May 18, 2015
/ by Brian Conlin
Sequels often fall short, but the second day of Authority Rainmaker brought a round of communication insights as equally as amazing as those from day one.
Day two featured industry luminaries—including Joe Pulizzi, Scott Stratten and Danny Sullivan—and punk music legend business DIY-er Henry Rollins who covered everything from content to email to search to testing to passion.
All of the insights, analysis and takeaways won’t fit in one blog post, but we will have a more thorough breakdown of day two on the blog shortly. For now, let’s focus on Sally Hogshead.
Sally began her morning presentation by sharing a shot of the wince-inducing yet popular liquor Jaegermeister with an attendee. Unlike most drinks, this shot contained a lesson for communicators: different is better than better.
Sally spent her morning keynote demonstrating that what makes us different is the best foot that we should put forward. Here are some of her insights.
Often we attempt to mimic traits of the most successful people because we want to have similar success, but that won’t always work.
“The thing about you that makes you different is why people love you and why they champion for you and befriend you,” Sally says.
We each have different strengths, weaknesses and abilities. Instead of trying to be someone else, we should aim to highlight our strengths and minimize our weaknesses.
Sally has even developed an assessment of the type of person you are, which you can access here. (Use the code Copyblogger.)
What would your friends, family, co-workers and boss who gave you the best performance review you’ve ever received say are your best assets? Understanding how the world sees you at your best shows what differentiates you.
“High performers have a specialty of some kind. They’re not trying to be all things to all people,” Sally says. “The greatest way to empower someone is to show them their highest value.”
To succeed in communication, you either need the biggest budget (so you can hammer your message) or to be the most fascinating. Since few businesses have the resources to spend the most, fascination is often a great way to go.
When you can give a brand the perfect words to describe itself, the brand becomes more loved, valuable and can charge more, Sally says.
Often, communicators attempt to create messaging or content that grabs a large audience and will sacrifice originality and tone to appeal to everyone. Sally suggests making your messaging a little polarizing.
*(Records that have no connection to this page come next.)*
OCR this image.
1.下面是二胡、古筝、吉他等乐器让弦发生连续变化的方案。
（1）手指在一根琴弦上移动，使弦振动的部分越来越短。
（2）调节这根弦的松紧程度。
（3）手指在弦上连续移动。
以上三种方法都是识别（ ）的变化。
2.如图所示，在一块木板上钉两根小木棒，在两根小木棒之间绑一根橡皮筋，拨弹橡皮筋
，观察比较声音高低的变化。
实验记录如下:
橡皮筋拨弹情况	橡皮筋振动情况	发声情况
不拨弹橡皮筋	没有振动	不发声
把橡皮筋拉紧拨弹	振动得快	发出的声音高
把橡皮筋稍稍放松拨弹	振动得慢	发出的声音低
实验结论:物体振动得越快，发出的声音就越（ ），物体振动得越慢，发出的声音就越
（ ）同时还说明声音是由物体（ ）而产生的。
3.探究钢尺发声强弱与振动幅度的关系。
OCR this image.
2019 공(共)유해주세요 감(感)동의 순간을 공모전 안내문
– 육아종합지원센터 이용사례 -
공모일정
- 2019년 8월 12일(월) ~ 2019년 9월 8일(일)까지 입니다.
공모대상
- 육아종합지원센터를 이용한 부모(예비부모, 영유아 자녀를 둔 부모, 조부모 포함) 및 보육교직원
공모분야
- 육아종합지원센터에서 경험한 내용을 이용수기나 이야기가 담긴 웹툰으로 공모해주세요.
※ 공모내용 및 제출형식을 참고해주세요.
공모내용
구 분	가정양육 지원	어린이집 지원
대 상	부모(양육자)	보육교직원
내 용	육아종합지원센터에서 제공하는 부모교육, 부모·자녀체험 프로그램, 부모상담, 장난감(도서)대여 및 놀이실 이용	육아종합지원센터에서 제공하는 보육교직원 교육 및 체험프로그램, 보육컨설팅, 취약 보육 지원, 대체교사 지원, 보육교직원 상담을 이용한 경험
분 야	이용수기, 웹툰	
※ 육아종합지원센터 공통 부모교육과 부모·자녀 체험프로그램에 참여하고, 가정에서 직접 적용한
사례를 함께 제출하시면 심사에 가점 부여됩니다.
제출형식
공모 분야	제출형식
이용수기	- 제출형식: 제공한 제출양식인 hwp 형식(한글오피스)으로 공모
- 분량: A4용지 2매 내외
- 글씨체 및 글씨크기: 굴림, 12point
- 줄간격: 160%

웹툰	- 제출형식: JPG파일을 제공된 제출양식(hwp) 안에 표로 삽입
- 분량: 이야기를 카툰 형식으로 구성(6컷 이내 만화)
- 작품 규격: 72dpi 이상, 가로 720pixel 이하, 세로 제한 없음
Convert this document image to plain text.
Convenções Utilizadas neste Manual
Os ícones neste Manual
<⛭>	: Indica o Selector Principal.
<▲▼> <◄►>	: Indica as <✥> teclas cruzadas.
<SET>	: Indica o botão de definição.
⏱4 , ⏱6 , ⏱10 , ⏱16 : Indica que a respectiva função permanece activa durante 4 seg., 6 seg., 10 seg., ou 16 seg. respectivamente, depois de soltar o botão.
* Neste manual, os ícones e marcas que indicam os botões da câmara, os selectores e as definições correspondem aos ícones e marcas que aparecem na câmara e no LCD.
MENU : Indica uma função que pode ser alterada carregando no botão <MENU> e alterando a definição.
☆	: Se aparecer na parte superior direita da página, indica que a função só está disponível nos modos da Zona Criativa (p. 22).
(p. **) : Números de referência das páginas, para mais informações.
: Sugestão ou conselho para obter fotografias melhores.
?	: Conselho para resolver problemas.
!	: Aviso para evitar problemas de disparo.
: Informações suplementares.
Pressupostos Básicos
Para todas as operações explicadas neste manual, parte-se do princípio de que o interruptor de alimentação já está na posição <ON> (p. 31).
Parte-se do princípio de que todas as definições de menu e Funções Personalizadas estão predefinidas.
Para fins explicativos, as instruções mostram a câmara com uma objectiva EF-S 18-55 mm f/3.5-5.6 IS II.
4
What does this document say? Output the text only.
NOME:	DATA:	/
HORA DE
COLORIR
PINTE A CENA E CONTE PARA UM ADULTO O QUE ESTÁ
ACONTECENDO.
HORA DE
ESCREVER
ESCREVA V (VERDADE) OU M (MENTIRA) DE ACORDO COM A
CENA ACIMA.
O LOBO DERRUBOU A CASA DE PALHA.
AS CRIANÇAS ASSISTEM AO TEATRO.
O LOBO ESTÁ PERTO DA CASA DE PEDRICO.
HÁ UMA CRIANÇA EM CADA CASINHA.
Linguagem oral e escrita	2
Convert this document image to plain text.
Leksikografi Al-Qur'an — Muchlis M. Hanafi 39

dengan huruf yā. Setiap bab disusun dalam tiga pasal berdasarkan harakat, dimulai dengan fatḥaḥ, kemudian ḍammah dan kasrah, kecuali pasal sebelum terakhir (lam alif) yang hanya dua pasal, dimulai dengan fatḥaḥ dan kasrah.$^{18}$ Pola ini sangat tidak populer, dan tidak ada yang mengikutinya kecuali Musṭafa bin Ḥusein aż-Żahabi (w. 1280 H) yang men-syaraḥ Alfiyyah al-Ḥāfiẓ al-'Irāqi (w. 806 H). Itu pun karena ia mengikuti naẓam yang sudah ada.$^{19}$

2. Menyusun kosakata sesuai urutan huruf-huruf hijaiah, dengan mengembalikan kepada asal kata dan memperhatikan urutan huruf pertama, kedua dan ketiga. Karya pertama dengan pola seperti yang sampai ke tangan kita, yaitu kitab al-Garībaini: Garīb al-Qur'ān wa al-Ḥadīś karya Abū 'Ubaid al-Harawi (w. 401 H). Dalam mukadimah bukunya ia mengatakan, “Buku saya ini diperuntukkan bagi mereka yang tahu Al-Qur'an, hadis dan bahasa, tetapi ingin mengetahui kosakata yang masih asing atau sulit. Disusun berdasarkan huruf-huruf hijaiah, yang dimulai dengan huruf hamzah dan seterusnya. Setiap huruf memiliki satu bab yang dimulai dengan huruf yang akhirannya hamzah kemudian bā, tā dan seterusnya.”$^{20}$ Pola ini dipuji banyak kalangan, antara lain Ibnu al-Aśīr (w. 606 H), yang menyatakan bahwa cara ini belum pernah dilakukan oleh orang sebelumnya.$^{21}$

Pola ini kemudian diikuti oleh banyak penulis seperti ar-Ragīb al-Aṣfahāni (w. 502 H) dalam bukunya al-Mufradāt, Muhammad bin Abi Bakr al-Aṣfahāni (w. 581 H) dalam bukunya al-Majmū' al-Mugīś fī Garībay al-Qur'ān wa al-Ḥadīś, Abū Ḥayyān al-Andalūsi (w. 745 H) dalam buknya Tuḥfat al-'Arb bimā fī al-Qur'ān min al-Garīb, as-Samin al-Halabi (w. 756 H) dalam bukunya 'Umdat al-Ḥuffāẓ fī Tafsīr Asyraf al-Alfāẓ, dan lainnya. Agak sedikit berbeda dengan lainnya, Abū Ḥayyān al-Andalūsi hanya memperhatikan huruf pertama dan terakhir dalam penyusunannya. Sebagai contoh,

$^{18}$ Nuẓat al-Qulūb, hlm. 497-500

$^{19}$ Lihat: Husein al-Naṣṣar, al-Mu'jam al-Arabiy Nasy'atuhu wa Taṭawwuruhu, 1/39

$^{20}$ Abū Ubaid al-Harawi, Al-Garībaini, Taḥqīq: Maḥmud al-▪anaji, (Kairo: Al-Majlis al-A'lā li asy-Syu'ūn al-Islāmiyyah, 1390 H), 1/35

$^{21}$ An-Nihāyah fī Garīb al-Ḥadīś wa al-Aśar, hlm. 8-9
Creating highly polarizing messaging will only turn off the people who already aren’t going to work with you and will inspire and attract the types of customers you consider your best clients.
“When you are completely authentic in your career, don’t try to be something you’re not,” Sally says. “Focus on what you’re already doing right, it makes it easy to have the right people work with you.”
Businesses can get so caught up in competing with other businesses that they forget to focus on their own strengths.
Instead of working to outdo someone else at their own game, customize your message to the people you most want to work with and don’t worry about the rest.
“Competition is a brutal way to make a living,” Sally says. “Clients don’t hire you because you’re balanced, they hire you because you’re extraordinary in some way.”
As Sally sees it, communicators have to overcome three threats to communication: distraction, competition and commoditization.
The average attention span has shortened from 20 minutes to 9 seconds. When communicating, it can help to think of your audience as a goldfish, Sally says.
People who sort of care don’t change the world, and sort of creative content doesn’t drive results. Use your fascination advantage (what differentiates you) to add distinct value with your communication.
If you position yourself as a commodity, you can charge a lower price attracting more customers. However, if you position yourself as a specialist, you can charge a higher price. The question is what’s your specialty.
“If you can take your competitor’s copy and put it with your brand, you haven’t differentiated yourself enough,” Sally says.
How is your product or service different? What does it do best? These may seem like simple questions, but they can be difficult to answer.
Sally created a simple formula to help. Finish this sentence with an adjective that describes how you’re different and a noun that describes what you do best: My distinct value is my ability to deliver (adjective) (noun).
For example, Rolex may use the adjective “high-performance” and the noun “luxury.” Brooks Brothers, on the other hand, might use “traditional” as the adjective and “classics” as the noun.
Determining your noun and adjective will help differentiate your brand from the marketplace in your communication.